Por su parte, el comandante de la 38 zona militar reconoció su responsabilidad en la reciente retención y hostigamiento contra Fray Tomás González, Rubén Figueroa y otras personas que los acompañaban, no obstante hasta la fecha no se ha castigado a ninguno de los responsables.

La Misión  exige a las autoridades actuar de acuerdo con la Declaración Sobre el Derecho de las Personas, los Grupos y las instituciones de Promover y Proteger los Derechos Humanos, garantizando a las y los defensores las condiciones para desarrollar su trabajo.

No obstante la nueva ley de migración y la reciente depuración del Instituto Nacional de Migración, los testimonios de las y los migrantes reflejan la extorsión por parte de la policía municipal y autoridades de migración. La tolerancia de la explotación infantil pudo constatarse en la denuncia de varios actores.

Ante las críticas condiciones a las que se enfrentan desplazados, migrantes, defensoras y defensores en Tenosique, la Misión  Civil de Observación, al concluir su visita “in situ” hace las siguientes exigencias inmediatas, de manera preliminar.

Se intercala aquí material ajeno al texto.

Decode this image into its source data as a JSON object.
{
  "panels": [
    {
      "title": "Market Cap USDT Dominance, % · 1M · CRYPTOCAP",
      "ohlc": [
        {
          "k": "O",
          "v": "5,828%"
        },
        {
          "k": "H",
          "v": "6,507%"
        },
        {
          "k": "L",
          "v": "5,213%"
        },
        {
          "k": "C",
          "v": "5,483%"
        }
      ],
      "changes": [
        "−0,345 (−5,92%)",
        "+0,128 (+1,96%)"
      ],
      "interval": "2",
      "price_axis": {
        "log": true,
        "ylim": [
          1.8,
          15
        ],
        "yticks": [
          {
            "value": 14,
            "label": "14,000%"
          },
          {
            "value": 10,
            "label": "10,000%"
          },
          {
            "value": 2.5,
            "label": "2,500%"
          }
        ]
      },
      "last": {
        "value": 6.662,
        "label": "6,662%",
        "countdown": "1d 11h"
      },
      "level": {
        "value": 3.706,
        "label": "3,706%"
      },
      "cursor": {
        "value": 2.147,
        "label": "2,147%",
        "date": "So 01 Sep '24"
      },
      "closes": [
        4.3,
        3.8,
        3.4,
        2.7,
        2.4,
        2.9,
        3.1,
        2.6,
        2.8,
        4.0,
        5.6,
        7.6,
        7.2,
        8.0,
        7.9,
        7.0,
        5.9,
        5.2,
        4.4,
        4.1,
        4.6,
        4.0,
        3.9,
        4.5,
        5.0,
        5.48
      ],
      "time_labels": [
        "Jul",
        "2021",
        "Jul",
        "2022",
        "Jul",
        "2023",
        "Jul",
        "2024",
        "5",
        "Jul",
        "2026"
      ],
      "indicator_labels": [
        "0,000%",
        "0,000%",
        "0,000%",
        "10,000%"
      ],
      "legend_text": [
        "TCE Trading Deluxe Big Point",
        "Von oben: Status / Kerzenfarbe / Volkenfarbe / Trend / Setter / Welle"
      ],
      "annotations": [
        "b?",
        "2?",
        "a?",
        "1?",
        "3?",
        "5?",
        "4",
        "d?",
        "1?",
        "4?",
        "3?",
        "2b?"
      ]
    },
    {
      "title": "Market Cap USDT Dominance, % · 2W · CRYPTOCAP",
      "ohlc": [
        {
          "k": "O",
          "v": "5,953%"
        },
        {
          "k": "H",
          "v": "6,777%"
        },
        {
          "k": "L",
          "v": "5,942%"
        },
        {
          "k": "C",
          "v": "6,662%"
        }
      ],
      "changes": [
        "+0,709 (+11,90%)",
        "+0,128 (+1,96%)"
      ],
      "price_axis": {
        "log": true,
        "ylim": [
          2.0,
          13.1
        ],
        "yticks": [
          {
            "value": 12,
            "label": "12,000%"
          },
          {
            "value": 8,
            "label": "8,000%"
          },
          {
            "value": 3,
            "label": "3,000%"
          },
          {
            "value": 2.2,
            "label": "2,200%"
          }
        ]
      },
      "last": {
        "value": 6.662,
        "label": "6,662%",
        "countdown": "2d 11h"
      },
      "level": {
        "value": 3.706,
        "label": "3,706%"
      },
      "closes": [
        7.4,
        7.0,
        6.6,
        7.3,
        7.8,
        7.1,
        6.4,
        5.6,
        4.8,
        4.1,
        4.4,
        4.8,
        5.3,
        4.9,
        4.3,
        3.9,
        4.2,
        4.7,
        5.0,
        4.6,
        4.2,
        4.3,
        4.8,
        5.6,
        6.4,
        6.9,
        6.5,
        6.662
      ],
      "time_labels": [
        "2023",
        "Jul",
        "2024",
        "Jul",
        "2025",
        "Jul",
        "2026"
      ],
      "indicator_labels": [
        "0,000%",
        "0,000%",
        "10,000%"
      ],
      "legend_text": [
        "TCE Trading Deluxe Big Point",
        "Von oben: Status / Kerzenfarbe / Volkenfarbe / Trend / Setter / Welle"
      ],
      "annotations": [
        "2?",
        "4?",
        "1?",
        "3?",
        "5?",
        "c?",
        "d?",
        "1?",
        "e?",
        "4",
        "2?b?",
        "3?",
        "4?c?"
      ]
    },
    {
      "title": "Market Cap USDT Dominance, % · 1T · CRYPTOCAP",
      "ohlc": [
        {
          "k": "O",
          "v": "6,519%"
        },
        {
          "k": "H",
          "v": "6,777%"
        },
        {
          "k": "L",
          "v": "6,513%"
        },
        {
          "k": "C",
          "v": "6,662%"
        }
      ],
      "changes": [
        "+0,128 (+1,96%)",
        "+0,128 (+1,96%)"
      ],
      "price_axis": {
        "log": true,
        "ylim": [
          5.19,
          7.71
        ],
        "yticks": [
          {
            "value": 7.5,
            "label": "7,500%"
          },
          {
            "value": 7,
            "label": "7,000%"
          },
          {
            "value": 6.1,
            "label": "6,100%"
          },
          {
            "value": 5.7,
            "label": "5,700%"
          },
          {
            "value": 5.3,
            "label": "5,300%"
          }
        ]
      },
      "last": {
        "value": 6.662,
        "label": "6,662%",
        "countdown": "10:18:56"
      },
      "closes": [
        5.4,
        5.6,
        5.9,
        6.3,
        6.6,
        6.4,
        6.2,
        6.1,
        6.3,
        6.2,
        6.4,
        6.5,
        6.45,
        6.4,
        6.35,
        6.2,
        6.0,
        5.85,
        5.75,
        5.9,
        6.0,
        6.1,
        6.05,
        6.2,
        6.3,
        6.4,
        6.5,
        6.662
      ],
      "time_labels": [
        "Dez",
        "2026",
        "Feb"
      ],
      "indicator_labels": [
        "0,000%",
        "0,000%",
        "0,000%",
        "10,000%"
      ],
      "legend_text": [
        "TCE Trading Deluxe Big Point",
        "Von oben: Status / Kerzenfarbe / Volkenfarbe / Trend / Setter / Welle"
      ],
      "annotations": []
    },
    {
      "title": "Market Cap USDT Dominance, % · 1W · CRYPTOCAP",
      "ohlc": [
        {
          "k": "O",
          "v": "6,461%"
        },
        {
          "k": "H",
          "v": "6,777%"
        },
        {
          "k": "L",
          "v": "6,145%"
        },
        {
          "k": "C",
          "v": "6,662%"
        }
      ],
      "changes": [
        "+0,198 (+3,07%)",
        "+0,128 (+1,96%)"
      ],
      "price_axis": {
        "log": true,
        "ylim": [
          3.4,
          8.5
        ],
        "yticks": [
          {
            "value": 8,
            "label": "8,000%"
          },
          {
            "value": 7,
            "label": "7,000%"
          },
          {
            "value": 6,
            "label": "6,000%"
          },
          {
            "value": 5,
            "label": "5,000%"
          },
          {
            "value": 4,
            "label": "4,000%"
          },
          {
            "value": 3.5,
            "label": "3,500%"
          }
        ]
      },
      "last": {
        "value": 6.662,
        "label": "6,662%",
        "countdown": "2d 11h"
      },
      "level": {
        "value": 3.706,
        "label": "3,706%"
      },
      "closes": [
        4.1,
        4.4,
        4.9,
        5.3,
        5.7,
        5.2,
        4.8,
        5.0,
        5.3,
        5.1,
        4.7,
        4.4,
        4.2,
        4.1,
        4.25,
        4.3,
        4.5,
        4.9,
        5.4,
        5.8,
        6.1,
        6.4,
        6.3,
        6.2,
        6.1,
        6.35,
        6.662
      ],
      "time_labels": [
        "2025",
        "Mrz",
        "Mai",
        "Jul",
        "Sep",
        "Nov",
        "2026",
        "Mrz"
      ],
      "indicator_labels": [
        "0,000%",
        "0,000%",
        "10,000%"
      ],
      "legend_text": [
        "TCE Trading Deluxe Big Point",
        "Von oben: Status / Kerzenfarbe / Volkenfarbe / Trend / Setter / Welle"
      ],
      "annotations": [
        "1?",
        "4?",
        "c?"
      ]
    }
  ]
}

a.- Al los gobierno de Guatemala y México:

Que establezcan las medidas necesarias, desde los estándares más altos en materia de derechos humanos de las personas desplazadas, para garantizar la vida digna de la comunidad guatemalteca de Nueva Esperanza. En particular instamos al gobierno de Guatemala a establecer condiciones mínimas de retorno que garanticen a las y los desplazados poder regresar a su comunidad, así como adecuadas medidas de reparación del daño.

b. Al gobierno mexicano. Impulsar las medidas necesarias para reducir el riesgo que los migrantes viven al momento de ingresar a México. Urgimos en particular al Ejecutivo Federal y al  Congreso de la Unión para impulsar y legislar una visa temporal de trasmigrante que minimice los riesgos a los que se ven sometidas las personas migrantes en su trayecto por el país.

c. A los cuerpos de seguridad pública municipal, estatal y federal: que garanticen la integridad física y psicológica de las personas migrantes, así como la de aquellas personas que se dedican a su defensa. En particular, instamos  a los cuerpos policíacos a no obstaculizar la labor de las y los defensores y no criminalizar a las personas migrantes que transitan por la zona de Tenosique.